Three things: (1) most enterprise AI use cases are not high-risk — key duties cover transparency, data sovereignty and traceability. (2) Service, sales and production agents with provable citation chains and EU hosting are typically compliant. (3) The decisive factor is platform architecture — audit trails and governance must be built in, not bolted on.
Scope overview
The EU AI Act addresses AI systems by risk class: unacceptable, high, limited, minimal. For manufacturing use cases, maintenance agents, service-hotline support, proposal and product-knowledge agents typically sit in 'limited risk' with transparency and documentation duties. High-risk scenarios emerge when safety-critical decisions are automated without human override.
14-point checklist
- Per-use-case risk classification documented
- Intended purpose and limits in writing
- Training and input data traceably documented
- Transparency notice for users (you are interacting with AI)
- Human oversight embedded
- Error and escalation paths defined
- Citation chain for every answer
- Audit trail retained ≥ 12 months
- Data sovereignty via EU hosting or dedicated tenant
- No customer data used for third-party model training
- DPIA where personal data is involved
- Technical security (ISO 27001, TLS, encryption at rest)
- Robust roles-and-rights management
- Regular quality and fairness reviews
Data sovereignty — what actually matters
EU hosting alone is not enough. What matters: which inference endpoint is actually used, how logging is structured, and whether customer data is used for model training. Clear contractual exclusions and a technical audit trail are mandatory.
How Genow covers this
EU hosting in Frankfurt, Azure OpenAI EU, optional VPC or on-prem deployments, dedicated tenant scope, per-answer citation chain, versioning and rights management in the Context Engine, ISO-27001-compliant operations. For every answer you can trace which sources in which version were used.

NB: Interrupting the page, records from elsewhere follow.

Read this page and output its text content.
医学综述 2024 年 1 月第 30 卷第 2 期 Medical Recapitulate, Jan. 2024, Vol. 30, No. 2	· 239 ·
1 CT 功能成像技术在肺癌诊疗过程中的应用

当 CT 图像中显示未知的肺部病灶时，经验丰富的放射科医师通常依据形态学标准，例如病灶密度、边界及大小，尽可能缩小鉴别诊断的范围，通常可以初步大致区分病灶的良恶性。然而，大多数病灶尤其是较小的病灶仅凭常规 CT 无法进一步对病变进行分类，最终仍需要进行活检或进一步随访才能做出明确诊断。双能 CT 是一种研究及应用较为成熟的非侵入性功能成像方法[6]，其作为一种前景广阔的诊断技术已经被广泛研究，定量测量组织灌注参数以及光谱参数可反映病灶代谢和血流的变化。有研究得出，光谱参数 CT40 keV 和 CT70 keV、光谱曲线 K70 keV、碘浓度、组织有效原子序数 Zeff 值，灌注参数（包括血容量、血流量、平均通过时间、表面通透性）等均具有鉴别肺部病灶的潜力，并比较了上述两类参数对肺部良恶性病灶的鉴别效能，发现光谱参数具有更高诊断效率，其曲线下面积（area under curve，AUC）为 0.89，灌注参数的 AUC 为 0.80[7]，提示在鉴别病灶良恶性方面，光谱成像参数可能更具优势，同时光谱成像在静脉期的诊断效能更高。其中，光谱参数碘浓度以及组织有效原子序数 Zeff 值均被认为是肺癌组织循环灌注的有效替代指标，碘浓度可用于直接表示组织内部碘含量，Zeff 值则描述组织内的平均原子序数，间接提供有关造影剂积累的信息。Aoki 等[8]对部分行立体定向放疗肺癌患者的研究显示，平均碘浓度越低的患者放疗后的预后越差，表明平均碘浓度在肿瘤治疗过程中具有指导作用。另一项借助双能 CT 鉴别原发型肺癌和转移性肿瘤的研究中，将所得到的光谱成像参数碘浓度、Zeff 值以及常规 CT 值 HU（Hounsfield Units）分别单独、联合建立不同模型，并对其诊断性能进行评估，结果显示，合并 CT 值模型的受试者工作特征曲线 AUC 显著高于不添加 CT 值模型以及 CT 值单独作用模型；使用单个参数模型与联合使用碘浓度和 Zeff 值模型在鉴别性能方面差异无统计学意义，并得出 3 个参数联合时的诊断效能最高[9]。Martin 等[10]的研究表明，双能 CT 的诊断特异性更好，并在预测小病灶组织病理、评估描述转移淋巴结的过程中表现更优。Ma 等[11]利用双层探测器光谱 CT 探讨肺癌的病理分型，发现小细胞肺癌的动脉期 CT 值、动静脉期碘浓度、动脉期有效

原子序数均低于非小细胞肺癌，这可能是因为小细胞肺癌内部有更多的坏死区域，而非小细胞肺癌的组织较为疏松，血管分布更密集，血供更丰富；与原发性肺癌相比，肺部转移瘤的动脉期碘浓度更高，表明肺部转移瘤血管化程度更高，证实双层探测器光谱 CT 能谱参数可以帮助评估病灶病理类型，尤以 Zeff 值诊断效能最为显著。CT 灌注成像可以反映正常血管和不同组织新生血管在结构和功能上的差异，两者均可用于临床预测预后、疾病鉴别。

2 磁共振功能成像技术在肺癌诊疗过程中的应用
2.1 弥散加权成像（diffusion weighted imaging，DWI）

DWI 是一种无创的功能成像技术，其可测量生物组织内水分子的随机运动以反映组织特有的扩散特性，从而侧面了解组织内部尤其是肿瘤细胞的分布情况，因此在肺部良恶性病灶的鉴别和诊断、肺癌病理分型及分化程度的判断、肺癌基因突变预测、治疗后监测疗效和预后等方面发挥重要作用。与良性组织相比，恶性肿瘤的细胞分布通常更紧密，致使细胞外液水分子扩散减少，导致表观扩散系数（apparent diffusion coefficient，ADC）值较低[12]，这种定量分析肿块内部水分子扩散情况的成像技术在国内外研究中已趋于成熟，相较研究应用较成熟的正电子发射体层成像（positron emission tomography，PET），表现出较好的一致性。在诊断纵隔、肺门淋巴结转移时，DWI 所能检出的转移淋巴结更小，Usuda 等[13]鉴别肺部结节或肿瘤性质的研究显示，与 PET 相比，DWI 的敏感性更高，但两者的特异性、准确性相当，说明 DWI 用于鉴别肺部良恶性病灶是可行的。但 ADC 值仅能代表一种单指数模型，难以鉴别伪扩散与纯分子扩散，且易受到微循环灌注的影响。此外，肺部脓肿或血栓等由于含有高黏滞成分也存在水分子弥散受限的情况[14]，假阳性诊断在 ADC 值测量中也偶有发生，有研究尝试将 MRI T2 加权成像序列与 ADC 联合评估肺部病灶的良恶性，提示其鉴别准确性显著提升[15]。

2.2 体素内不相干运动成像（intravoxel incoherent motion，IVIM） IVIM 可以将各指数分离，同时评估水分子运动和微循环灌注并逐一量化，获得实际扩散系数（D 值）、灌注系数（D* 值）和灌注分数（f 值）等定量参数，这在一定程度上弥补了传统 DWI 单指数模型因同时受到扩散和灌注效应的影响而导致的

At the same time, high-quality results provide employees with optimal support in carrying out their tasks.
Implementation roadmap
1. Inventory all planned AI use cases.
2. Classify risk per use case.
3. Install a governance board (compliance, IT, business).
4. Pick a platform with audit-trail capability (for example, Genow).
5. Policies, training, review cadence.
FAQ
What's the biggest misconception about the EU AI Act?
That every enterprise AI is automatically classified as high-risk. It isn't. Most productive use cases fall under limited risk.
Does the AI Act replace GDPR?
No. Both apply in parallel. The AI Act adds transparency and risk duties.
Do I need a dedicated AI certification?
In most cases, no — documentation, audit trails and governance are sufficient.